Als die Tür zu ging, fasste er sich mit der Hand ein wenig der Stirn und fuhr ihr entlang, er sah lustlos dann weiter zum Gitterfenster.
Es war so anders, er durfte sich nicht bedanken, seine Meinungen nur in bestimmten Masse abgeben und auch sonst fühlte es sich so anders an.
Joel kam sich selbst zurück gezogen vor.
Milexûs fehlte ihm, bei ihm konnte er immer offener sein.
Joels Miene wurde ein wenig wärmer als Mentor ihm in den Sinn kam, ja das war in diesem Moment ein schöner Gedanke.
Mentor war zwar nicht gerade freundlich gewesen, aber er hatte eine Gute Absicht gehabt und war ehrlich gewesen.

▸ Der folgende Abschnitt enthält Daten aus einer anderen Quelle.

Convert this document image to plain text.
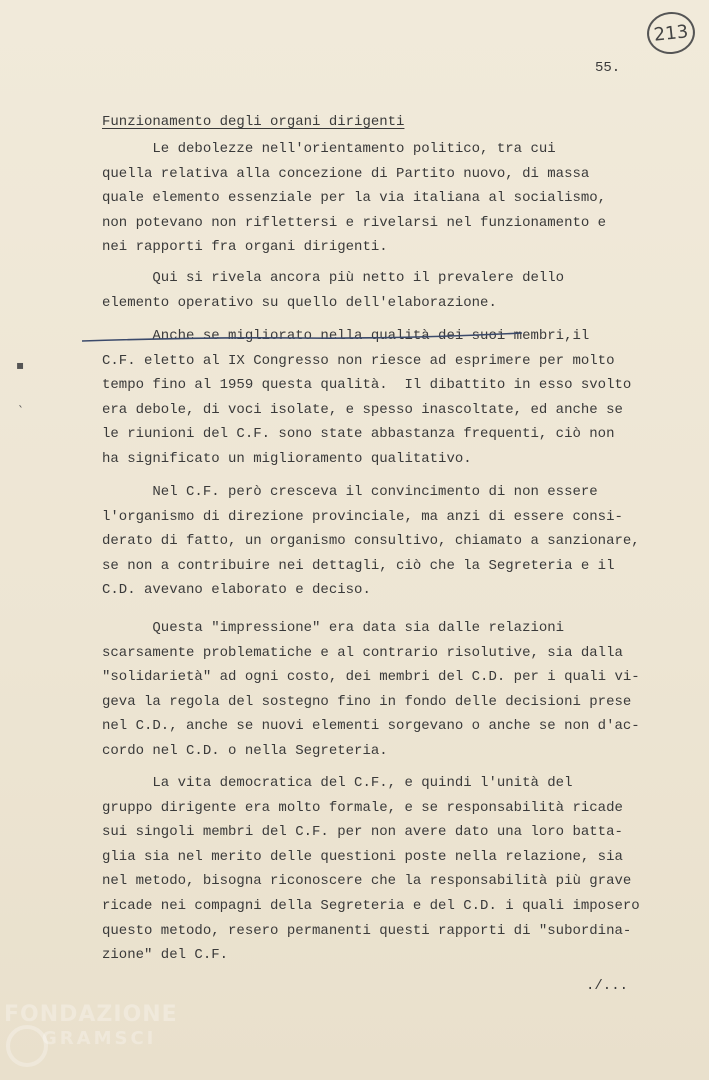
213
55.
Funzionamento degli organi dirigenti
Le debolezze nell'orientamento politico, tra cui
quella relativa alla concezione di Partito nuovo, di massa
quale elemento essenziale per la via italiana al socialismo,
non potevano non riflettersi e rivelarsi nel funzionamento e
nei rapporti fra organi dirigenti.
Qui si rivela ancora più netto il prevalere dello
elemento operativo su quello dell'elaborazione.
Anche se migliorato nella qualità dei suoi membri,il
C.F. eletto al IX Congresso non riesce ad esprimere per molto
tempo fino al 1959 questa qualità.  Il dibattito in esso svolto
era debole, di voci isolate, e spesso inascoltate, ed anche se
le riunioni del C.F. sono state abbastanza frequenti, ciò non
ha significato un miglioramento qualitativo.
▪
`
Nel C.F. però cresceva il convincimento di non essere
l'organismo di direzione provinciale, ma anzi di essere consi-
derato di fatto, un organismo consultivo, chiamato a sanzionare,
se non a contribuire nei dettagli, ciò che la Segreteria e il
C.D. avevano elaborato e deciso.
Questa "impressione" era data sia dalle relazioni
scarsamente problematiche e al contrario risolutive, sia dalla
"solidarietà" ad ogni costo, dei membri del C.D. per i quali vi-
geva la regola del sostegno fino in fondo delle decisioni prese
nel C.D., anche se nuovi elementi sorgevano o anche se non d'ac-
cordo nel C.D. o nella Segreteria.
La vita democratica del C.F., e quindi l'unità del
gruppo dirigente era molto formale, e se responsabilità ricade
sui singoli membri del C.F. per non avere dato una loro batta-
glia sia nel merito delle questioni poste nella relazione, sia
nel metodo, bisogna riconoscere che la responsabilità più grave
ricade nei compagni della Segreteria e del C.D. i quali imposero
questo metodo, resero permanenti questi rapporti di "subordina-
zione" del C.F.
./...
FONDAZIONE
GRAMSCI
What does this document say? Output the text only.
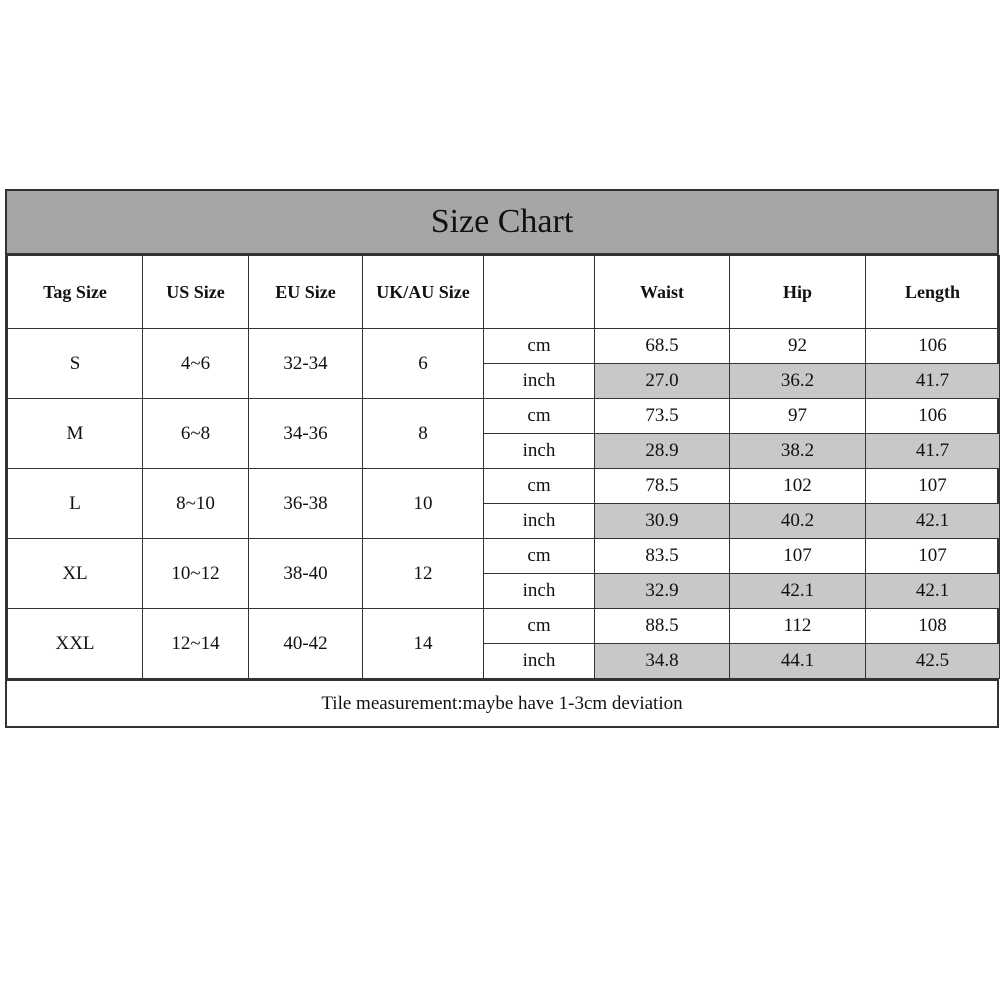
Size Chart
Tag Size	US Size	EU Size	UK/AU Size		Waist	Hip	Length
S	4~6	32-34	6	cm	68.5	92	106
				inch	27.0	36.2	41.7
M	6~8	34-36	8	cm	73.5	97	106
				inch	28.9	38.2	41.7
L	8~10	36-38	10	cm	78.5	102	107
				inch	30.9	40.2	42.1
XL	10~12	38-40	12	cm	83.5	107	107
				inch	32.9	42.1	42.1
XXL	12~14	40-42	14	cm	88.5	112	108
				inch	34.8	44.1	42.5
Tile measurement:maybe have 1-3cm deviation
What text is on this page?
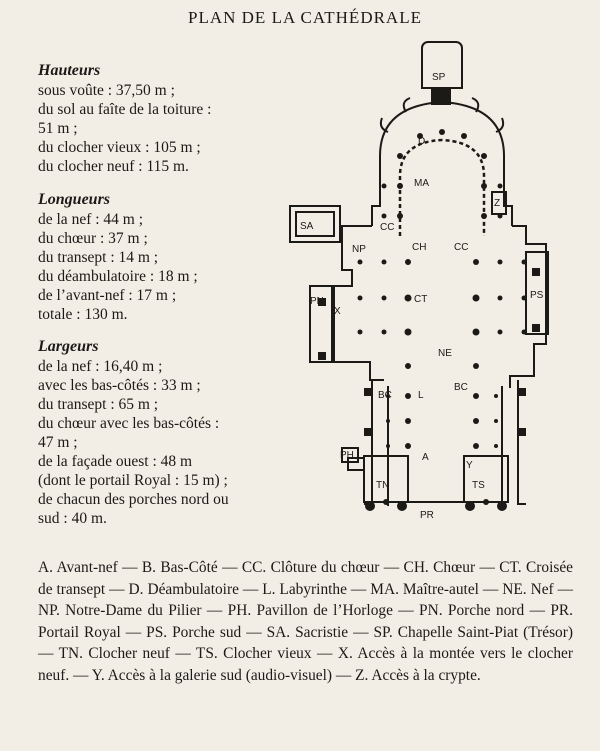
PLAN DE LA CATHÉDRALE
Hauteurs
sous voûte : 37,50 m ;
du sol au faîte de la toiture :
51 m ;
du clocher vieux : 105 m ;
du clocher neuf : 115 m.
Longueurs
de la nef : 44 m ;
du chœur : 37 m ;
du transept : 14 m ;
du déambulatoire : 18 m ;
de l’avant-nef : 17 m ;
totale : 130 m.
Largeurs
de la nef : 16,40 m ;
avec les bas-côtés : 33 m ;
du transept : 65 m ;
du chœur avec les bas-côtés :
47 m ;
de la façade ouest : 48 m
(dont le portail Royal : 15 m) ;
de chacun des porches nord ou
sud : 40 m.
SP
D
MA
Z
SA	CC
CC
NP	CH
PS
PN
X
CT
NE
BC	L
BC
PH	A
Y
TN	TS
PR
A. Avant-nef — B. Bas-Côté — CC. Clôture du chœur — CH. Chœur — CT. Croisée de transept — D. Déambulatoire — L. Labyrinthe — MA. Maître-autel — NE. Nef — NP. Notre-Dame du Pilier — PH. Pavillon de l’Horloge — PN. Porche nord — PR. Portail Royal — PS. Porche sud — SA. Sacristie — SP. Chapelle Saint-Piat (Trésor) — TN. Clocher neuf — TS. Clocher vieux — X. Accès à la montée vers le clocher neuf. — Y. Accès à la galerie sud (audio-visuel) — Z. Accès à la crypte.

Der Vampirprinz wandte sich schliesslich wieder ganz seiner Arbeit zu und begann weiter die Bücher zu studieren, gerade auch die 900 Verse hatte er aufgeklappt.
Die Kerze schien hell neben ihm und Joel war in nachdenken versunken, seine Feder konnte man auf dem Pergrament kratzen hören, als er weiter Notizen schrieb.
Ganz in Gedanken und in seiner Arbeit vertieft vielen ihm viele Dinge ein.
In diesem Moment erinnerte er sich an Tarabas und an seine Erinnerung, genauso sah er sich nun an einem Tisch, allerdings viel älter als Tarabas damals.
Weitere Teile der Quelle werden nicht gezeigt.